Sometimes, as the mother of a young man with disabilities, I feel like I'm watching a lot of life through a weird filter. We may be looking at the same picture, but the colors are shifted. Some of it comes from spending Steven's formative years in a very loving small town, but one where there were no other children in chairs. I had everything in common with the other mothers, and nothing at all. It depended on the day.
I've gotten used to the feeling of "Same planet, different worlds."
It hit me again last week because of a beer commercial.
I've seen this ad shared over and over on Facebook. "Inspirational" and "Beautiful!", guaranteed to make one's heart melt. If you haven't seen it yet, I'll wait while you watch:
Now, I'll try to explain why I had the opposite reaction... or at least give it a shot. (Pun probably intended. ;) )
I'm watching... and loving the game. The voiceover about dedication, loyalty... yes, you have me! Then, all but one get up out of their chairs as the voice says "Friendship." (Wompwomp, stomach drop) The choices we make reveal the true nature of our character...
That's when it hits me they're extolling the qualities of the guys who have the choice to get up and walk out of the gym, not the guy who ruled that game who can't.

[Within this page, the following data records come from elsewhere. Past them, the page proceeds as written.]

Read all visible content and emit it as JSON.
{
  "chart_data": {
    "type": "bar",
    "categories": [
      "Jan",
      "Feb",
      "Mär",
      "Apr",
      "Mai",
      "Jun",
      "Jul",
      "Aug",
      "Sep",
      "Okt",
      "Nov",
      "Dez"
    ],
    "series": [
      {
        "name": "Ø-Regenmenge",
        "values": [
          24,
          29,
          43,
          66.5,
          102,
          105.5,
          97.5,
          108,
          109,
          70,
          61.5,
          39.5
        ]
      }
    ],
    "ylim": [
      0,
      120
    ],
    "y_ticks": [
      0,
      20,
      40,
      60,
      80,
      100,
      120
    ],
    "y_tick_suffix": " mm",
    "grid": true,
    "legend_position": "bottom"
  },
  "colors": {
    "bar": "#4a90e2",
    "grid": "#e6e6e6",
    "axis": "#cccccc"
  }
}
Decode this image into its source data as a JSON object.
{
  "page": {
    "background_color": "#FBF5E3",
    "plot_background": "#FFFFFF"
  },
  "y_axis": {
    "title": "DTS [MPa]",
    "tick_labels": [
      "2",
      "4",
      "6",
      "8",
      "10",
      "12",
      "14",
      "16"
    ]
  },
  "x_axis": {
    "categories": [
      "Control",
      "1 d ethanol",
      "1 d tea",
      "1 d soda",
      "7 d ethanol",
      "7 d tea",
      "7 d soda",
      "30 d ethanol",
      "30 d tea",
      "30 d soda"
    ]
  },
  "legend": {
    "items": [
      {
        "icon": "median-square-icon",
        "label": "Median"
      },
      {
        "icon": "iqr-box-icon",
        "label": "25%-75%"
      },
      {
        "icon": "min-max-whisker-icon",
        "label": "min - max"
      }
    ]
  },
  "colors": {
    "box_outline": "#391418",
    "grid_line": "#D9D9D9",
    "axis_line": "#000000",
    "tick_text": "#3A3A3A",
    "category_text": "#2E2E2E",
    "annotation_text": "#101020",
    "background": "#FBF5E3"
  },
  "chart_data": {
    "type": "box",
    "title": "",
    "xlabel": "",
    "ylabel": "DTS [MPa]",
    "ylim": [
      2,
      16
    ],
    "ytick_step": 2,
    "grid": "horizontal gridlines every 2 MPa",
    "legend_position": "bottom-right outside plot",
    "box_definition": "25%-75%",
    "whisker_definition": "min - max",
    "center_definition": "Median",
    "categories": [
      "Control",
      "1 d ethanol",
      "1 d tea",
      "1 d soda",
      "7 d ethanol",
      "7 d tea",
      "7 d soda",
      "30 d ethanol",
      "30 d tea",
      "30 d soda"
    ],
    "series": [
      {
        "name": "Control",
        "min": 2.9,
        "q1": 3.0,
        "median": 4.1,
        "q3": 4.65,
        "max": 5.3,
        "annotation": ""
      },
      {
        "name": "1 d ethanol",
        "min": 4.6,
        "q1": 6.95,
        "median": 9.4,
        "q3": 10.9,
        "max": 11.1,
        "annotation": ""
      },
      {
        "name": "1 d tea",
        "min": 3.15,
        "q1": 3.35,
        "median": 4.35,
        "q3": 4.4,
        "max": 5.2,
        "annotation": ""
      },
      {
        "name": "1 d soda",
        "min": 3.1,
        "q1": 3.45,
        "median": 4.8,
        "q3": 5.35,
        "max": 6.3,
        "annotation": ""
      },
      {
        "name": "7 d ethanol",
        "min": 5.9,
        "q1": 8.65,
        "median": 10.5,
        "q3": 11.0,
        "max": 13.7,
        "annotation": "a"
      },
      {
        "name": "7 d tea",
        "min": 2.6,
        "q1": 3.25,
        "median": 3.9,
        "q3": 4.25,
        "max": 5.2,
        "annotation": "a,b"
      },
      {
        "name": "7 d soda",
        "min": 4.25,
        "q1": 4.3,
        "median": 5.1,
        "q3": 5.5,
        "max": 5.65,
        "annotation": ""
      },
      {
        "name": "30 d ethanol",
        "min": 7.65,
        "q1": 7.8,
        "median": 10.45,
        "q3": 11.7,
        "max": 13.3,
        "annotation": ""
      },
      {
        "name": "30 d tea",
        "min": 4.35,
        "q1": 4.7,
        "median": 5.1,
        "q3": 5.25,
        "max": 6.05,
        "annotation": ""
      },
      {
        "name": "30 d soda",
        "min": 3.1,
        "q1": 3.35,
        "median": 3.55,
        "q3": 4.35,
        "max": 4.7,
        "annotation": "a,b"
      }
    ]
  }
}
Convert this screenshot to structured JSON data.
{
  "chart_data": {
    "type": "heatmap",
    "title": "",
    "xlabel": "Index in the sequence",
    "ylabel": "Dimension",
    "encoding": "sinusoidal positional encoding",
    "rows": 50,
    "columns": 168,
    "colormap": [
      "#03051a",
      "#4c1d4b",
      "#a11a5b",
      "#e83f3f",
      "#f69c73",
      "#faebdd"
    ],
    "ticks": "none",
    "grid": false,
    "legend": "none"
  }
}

You see, from MY vantage point, I see my son get up every day and take on the world. Through all the indignities, pain and frustrations of his day-to-day life, he smiles and pushes ahead. He rides his stylish John Deere chariot around and over obstacles that would leave me exhausted, bitter and ready to call it quits.
And still... he smiles.
He's my strength, my determination and my teacher. To his peers, he's... well, he's just Steven, and that's wonderful. That's what friends ARE. They just want to be around you and you watch out for each other. The chair is the vehicle, not the man.
There's my struggle with the "inspirational message" aspect of the ad. Without the smarmy voice-over ... buddies having a blast in a way they can all enjoy. WOOT! Game on!
With it? It becomes a patronizing message of it taking sterling character and dedication to be a good friend to someone in a chair.